Jackson Lab groundbreaking heralds expanded space, more jobs

Courtesy / Jackson Laboratory A rendering of Jackson Lab's mouse vivarium in Ellsworth.

Officials from the Bar Harbor-based Jackson Laboratory were joined by U.S. Sens. Angus King, Susan Collins and other state and local officials earlier in the week to celebrate the kickoff of the retrofitting and expansion of an Ellsworth building that once housed a Lowe's Home Improvement retail store.

Charles Hewett, the lab’s executive vice president and chief operating officer, told the Bangor Daily News the $75 million project will wrap up before the end of 2017. It will convert the former big-box location into a mouse vivarium for breeding research mice that will be sold to biomedical labs across the globe.

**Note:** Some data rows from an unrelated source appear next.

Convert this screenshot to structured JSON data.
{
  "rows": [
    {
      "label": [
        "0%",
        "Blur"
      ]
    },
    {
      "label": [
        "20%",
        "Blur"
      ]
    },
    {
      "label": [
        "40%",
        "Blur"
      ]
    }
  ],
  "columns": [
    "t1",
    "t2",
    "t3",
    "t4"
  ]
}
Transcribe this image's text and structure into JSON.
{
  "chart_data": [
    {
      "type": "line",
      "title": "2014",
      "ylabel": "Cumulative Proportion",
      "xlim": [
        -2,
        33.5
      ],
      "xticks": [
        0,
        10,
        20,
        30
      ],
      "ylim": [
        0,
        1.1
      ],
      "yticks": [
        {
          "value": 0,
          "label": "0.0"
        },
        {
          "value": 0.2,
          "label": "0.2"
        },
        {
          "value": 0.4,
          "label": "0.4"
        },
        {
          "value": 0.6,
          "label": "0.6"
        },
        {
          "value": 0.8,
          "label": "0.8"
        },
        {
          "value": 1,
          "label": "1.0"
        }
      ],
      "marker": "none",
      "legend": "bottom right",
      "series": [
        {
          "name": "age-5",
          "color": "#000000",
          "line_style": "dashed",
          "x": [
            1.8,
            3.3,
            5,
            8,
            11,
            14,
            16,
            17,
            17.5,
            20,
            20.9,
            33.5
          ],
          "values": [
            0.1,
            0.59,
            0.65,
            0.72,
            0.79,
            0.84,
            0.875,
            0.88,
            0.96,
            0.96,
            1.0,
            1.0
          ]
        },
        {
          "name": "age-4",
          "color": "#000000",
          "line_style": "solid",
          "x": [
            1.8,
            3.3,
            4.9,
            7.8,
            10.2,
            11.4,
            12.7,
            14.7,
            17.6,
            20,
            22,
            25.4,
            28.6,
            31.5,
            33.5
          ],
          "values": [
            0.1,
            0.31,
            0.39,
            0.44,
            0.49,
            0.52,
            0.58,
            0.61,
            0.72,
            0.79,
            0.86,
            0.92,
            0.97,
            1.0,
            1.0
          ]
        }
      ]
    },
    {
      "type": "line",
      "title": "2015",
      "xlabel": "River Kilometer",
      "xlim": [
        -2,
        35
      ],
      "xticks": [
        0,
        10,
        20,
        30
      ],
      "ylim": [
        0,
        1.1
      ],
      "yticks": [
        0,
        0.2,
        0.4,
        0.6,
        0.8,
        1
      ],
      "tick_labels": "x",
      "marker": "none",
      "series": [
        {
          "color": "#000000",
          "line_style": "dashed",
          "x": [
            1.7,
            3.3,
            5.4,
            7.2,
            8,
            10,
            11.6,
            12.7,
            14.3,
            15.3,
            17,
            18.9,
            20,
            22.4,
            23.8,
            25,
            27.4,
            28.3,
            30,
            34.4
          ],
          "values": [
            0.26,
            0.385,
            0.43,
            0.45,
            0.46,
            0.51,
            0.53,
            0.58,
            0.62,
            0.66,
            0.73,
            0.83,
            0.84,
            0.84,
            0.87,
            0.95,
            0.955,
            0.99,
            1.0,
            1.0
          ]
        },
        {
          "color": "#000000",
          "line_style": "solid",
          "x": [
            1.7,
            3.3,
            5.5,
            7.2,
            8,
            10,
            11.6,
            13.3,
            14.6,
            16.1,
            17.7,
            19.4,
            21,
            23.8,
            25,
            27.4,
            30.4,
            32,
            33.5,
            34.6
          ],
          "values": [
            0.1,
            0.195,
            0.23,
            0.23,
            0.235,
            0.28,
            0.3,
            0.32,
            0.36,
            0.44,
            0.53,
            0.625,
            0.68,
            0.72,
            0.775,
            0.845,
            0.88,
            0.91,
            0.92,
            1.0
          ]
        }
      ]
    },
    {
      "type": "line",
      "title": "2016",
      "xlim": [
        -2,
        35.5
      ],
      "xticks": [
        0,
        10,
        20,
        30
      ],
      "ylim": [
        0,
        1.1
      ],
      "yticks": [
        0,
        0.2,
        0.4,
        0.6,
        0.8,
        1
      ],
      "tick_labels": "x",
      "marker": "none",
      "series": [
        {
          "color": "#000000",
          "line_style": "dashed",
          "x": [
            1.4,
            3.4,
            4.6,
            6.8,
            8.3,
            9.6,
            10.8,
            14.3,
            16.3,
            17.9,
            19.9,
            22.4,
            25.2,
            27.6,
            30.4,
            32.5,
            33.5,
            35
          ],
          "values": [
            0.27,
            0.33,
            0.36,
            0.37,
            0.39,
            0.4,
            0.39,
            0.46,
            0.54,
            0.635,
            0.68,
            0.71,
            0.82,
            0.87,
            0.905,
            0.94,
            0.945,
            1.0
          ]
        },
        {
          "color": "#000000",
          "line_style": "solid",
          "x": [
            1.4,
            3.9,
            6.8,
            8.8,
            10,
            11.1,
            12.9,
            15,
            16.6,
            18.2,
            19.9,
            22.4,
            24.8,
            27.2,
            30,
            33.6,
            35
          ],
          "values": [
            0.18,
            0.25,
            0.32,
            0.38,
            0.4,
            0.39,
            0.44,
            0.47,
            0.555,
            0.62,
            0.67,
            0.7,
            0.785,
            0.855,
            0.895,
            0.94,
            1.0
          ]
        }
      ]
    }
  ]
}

The project will see the current footprint of the 140,000-square-foot building expand an additional 68,000 square feet on the first floor’s interior. Hewett told the BDN that a second floor will also be added to the building’s expanded eastern façade, where lab offices and climate-control equipment will be housed.

Jackson Lab officials told the BDN the Ellsworth site will employ 100 when operations at the vivarium begin on Jan. 1, 2018. When operations at the lab kick into high gear, 230 employees will be working at the facility, three-quarters of whom will be new hires.